Desenvolve-se devido ao estresse — o cérebro manda informações que geram uma descarga neuronal na pele. “Após isso, há vários acontecimentos que vão terminar com a formação de anticorpos contra as células de pigmento”, detalha o médico. “O vitiligo é considerado doença autoimune. Mas, a primeira coisa que sempre acontece é o cérebro respondendo ao estresse”, complementa ele, especialista em dermatologia pela Sociedade Brasileira de Dermatologia (SBD) e membro da Global Vitiligo Foundation.

O vitiligo pode afetar a autoestima de algumas pessoas e é, justamente, esse abalo emocional um dos gatilhos para o surgimento de mais manchas. “O aparecimento das lesões pode estar associado a períodos de estresse agudo, como separação ou falecimento de alguém querido”, diz a dermatologista Nayane Braga Aidar, também membro da SBD. “Os tratamentos dos tópicos orais devem estar em conjunto com a terapia psicológica e psiquiátrica”, enfatiza ela, formada pela Universidade de Brasília (UnB). Segundo a médica, a doença pode ser classificada, como localizada — subdividida em focal e segmentar —; generalizada ou comum — acrofacial, vulgar e misto —; e universal — despigmentação de mais de 50% da pele e/ou mucosa.

Influência

Larissa acredita que sua aceitação em relação ao vitiligo aconteceu na hora certa, quando já tinha sabedoria suficiente e poderia ajudar outras pessoas por meio de palavras, fotos e vídeos ou ao compartilhar vivências e informações. “O que me ajudou a alcançar essa aceitação foi o convite da agência de modelos para a qual entrei. O produtor me desafiou a não usar mais maquiagem, não tapar mais as manchas, porque isso era diferente e me tornava única, linda e, por meio delas, poderia ajudar outras pessoas a entenderem que não existe só um padrão de beleza no mundo”, afirma.

Falar de vitiligo nas redes sociais tem grande importância para a modelo, pois é um caminho para incentivar o amor às suas diferenças. Ela, que tem compartilhado diversas fotos mostrando suas manchinhas com textos com relatos empoderados, consegue perceber o impacto da atitude. “O retorno principal, e que eu amo receber, são mensagens das pessoas que me seguem, contando suas histórias sobre o vitiligo, dizendo que estão começando a se aceitar, que sou inspiração.
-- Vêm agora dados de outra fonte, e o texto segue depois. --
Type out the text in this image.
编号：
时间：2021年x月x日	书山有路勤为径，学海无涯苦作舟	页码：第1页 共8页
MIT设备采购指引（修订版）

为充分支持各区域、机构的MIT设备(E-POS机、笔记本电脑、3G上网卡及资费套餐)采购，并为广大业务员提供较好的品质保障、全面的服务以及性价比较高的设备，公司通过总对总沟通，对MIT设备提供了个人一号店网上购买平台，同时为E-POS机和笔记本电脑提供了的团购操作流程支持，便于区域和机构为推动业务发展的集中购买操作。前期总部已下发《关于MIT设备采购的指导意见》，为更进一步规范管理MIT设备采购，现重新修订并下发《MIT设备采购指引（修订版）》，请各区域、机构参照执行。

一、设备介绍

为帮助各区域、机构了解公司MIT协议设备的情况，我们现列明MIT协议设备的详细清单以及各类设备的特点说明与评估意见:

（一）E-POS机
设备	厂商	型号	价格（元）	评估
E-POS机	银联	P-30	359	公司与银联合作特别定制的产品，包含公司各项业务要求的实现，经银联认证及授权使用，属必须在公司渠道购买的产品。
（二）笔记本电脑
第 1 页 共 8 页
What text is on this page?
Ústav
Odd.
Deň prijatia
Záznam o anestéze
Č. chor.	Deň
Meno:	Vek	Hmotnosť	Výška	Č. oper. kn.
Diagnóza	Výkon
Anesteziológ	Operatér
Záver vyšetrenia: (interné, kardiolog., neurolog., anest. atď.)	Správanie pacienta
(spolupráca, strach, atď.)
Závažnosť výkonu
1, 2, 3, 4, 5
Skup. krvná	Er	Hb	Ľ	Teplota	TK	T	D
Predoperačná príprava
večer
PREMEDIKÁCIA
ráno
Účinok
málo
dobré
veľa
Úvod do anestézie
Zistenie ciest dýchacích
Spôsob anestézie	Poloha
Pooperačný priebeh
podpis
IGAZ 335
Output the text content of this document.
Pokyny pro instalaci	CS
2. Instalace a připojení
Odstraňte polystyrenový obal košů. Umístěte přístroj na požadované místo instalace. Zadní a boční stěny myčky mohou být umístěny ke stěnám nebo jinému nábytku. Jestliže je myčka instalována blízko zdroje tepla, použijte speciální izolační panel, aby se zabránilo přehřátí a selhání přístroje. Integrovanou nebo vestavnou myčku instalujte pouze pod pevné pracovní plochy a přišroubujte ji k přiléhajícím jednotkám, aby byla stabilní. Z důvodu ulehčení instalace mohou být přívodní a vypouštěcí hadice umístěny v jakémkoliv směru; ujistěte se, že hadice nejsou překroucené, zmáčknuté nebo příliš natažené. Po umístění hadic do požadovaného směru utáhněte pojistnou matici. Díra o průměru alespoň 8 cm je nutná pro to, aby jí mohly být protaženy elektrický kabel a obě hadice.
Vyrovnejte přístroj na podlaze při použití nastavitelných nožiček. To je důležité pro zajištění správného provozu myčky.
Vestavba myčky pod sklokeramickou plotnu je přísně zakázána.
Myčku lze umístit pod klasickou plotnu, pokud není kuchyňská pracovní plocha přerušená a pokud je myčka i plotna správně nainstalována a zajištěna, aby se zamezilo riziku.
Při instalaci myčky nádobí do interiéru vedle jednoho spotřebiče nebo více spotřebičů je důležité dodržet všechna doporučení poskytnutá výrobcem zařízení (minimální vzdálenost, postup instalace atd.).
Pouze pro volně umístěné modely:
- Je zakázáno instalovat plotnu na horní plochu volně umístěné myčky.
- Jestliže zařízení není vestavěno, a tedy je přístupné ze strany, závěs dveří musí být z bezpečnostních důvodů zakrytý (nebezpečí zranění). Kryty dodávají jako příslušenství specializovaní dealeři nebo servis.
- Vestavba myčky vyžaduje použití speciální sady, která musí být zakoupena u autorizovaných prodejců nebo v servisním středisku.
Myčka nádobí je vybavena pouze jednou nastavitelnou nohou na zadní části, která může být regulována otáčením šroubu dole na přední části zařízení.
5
Não tenho palavras para agradecer e dizer o quanto isso mexe comigo! É muito gratificante saber que estou ajudando alguém por meio da minha história”.

Larissa também tem a própria inspiração: a canadense Winnie Harlow. Os feitos da supermodelo, assim como sua representatividade no campo profissional são um incentivo para a brasiliense. Ela completa explicando que, hoje, cada manchinha que tem pelo corpo significa algo muito importante relacionado à autoaceitação e ao amor próprio. “Elas dizem quem eu sou.”